Minority Leader of the Connecticut Senate
- In office June 2007 – 2015
- Preceded by: Louis DeLuca
- Succeeded by: Len Fasano

Member of the Connecticut Senate from the 28th district
- In office 1999–2015
- Preceded by: Fred Lovegrove
- Succeeded by: Tony Hwang
- Constituency: represented Easton, Fairfield, Newtown, Weston (part), and Westport (part)

Personal details
- Born: March 6, 1964 (age 62) Fairfield, Connecticut, U.S.
- Party: Republican
- Children: 3
- Education: Yale University (BA) University of Connecticut (JD)

= John P. McKinney =

American politician (born 1964)

John P. McKinney (born March 6, 1964) is a former Republican member of the Connecticut Senate, representing the 28th district from 1999 until 2015, and served as its Minority Leader from June 2007 until 2014. He was a candidate for governor in 2014, receiving enough delegates during the convention to qualify for an August primary. McKinney's 2014 campaign was particularly focused on reducing the size of government, decreasing tax burden, and growing the economy. He was defeated in the 2014 Republican primary by Tom Foley.

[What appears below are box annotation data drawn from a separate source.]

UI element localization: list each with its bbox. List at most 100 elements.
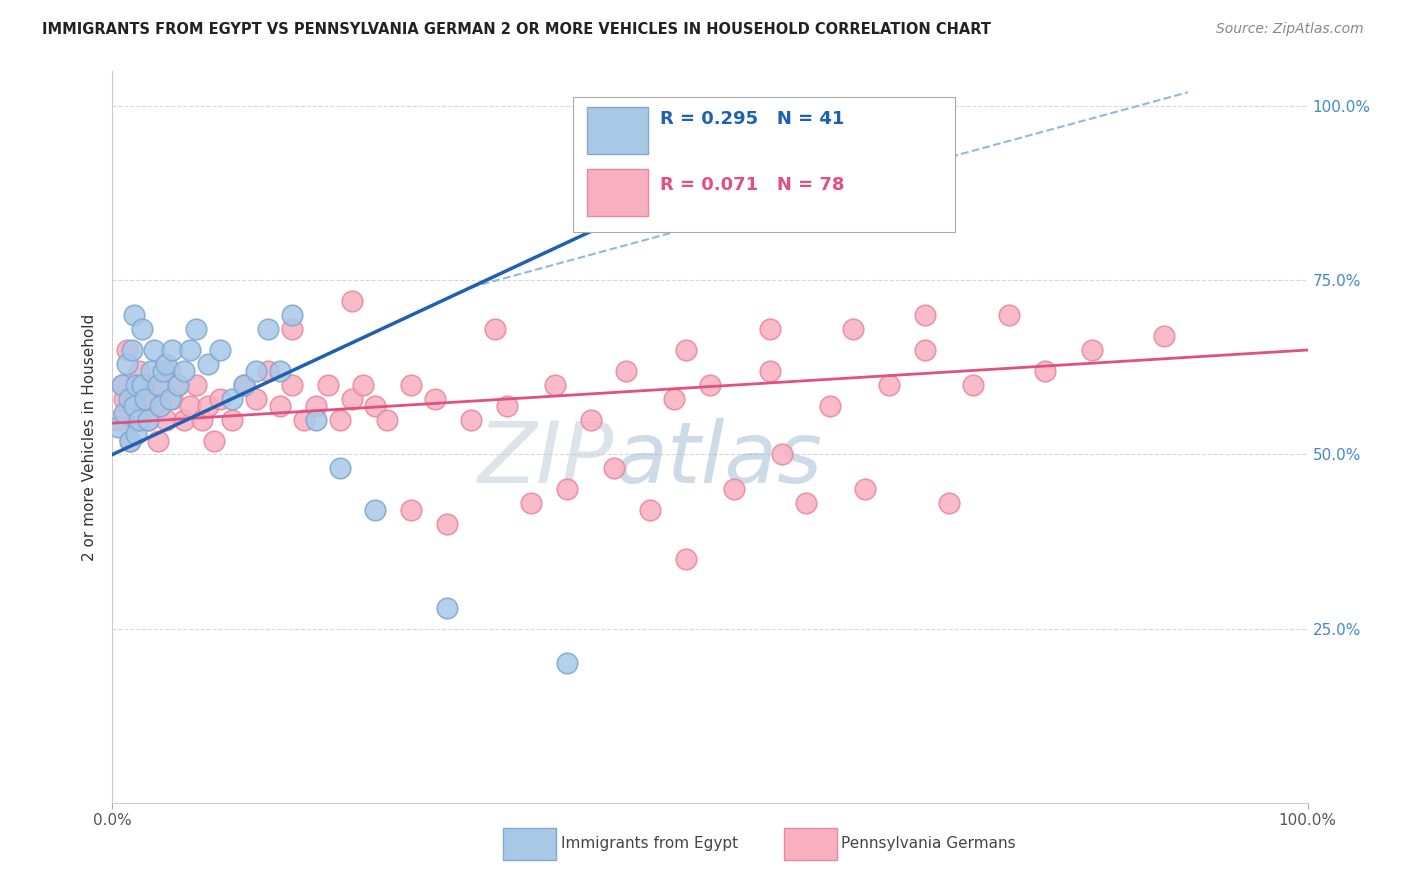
Point — [115, 343, 138, 357]
Point — [173, 412, 195, 426]
Point — [555, 657, 578, 671]
Point — [1081, 343, 1104, 357]
Point — [340, 294, 363, 309]
Text: IMMIGRANTS FROM EGYPT VS PENNSYLVANIA GERMAN 2 OR MORE VEHICLES IN HOUSEHOLD COR: IMMIGRANTS FROM EGYPT VS PENNSYLVANIA GE… — [42, 22, 991, 37]
Point — [305, 412, 328, 426]
Point — [723, 483, 745, 497]
FancyBboxPatch shape — [785, 828, 837, 860]
Point — [179, 399, 201, 413]
Point — [122, 308, 145, 322]
Point — [770, 448, 793, 462]
Point — [818, 399, 841, 413]
Point — [159, 392, 181, 406]
Point — [329, 412, 352, 426]
Point — [855, 483, 877, 497]
Text: R = 0.295   N = 41: R = 0.295 N = 41 — [659, 110, 844, 128]
Point — [269, 364, 291, 378]
Point — [138, 412, 160, 426]
Point — [149, 399, 172, 413]
Point — [664, 392, 686, 406]
Point — [436, 517, 458, 532]
Point — [167, 377, 190, 392]
Y-axis label: 2 or more Vehicles in Household: 2 or more Vehicles in Household — [82, 313, 97, 561]
Point — [111, 377, 134, 392]
Point — [352, 377, 374, 392]
FancyBboxPatch shape — [586, 107, 648, 154]
FancyBboxPatch shape — [572, 97, 955, 232]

He was succeeded as Connecticut Senate Minority Leader by Len Fasano.

McKinney considered running for Congress in 2010 in Connecticut's 4th congressional district against incumbent Democratic Congressman Jim Himes.

McKinney is the son of Stewart B. McKinney, a former Congressman for the Fourth Congressional District in Connecticut. He is also the grandson of Briggs Cunningham.

McKinney is currently out of politics and practices law in Fairfield, Connecticut.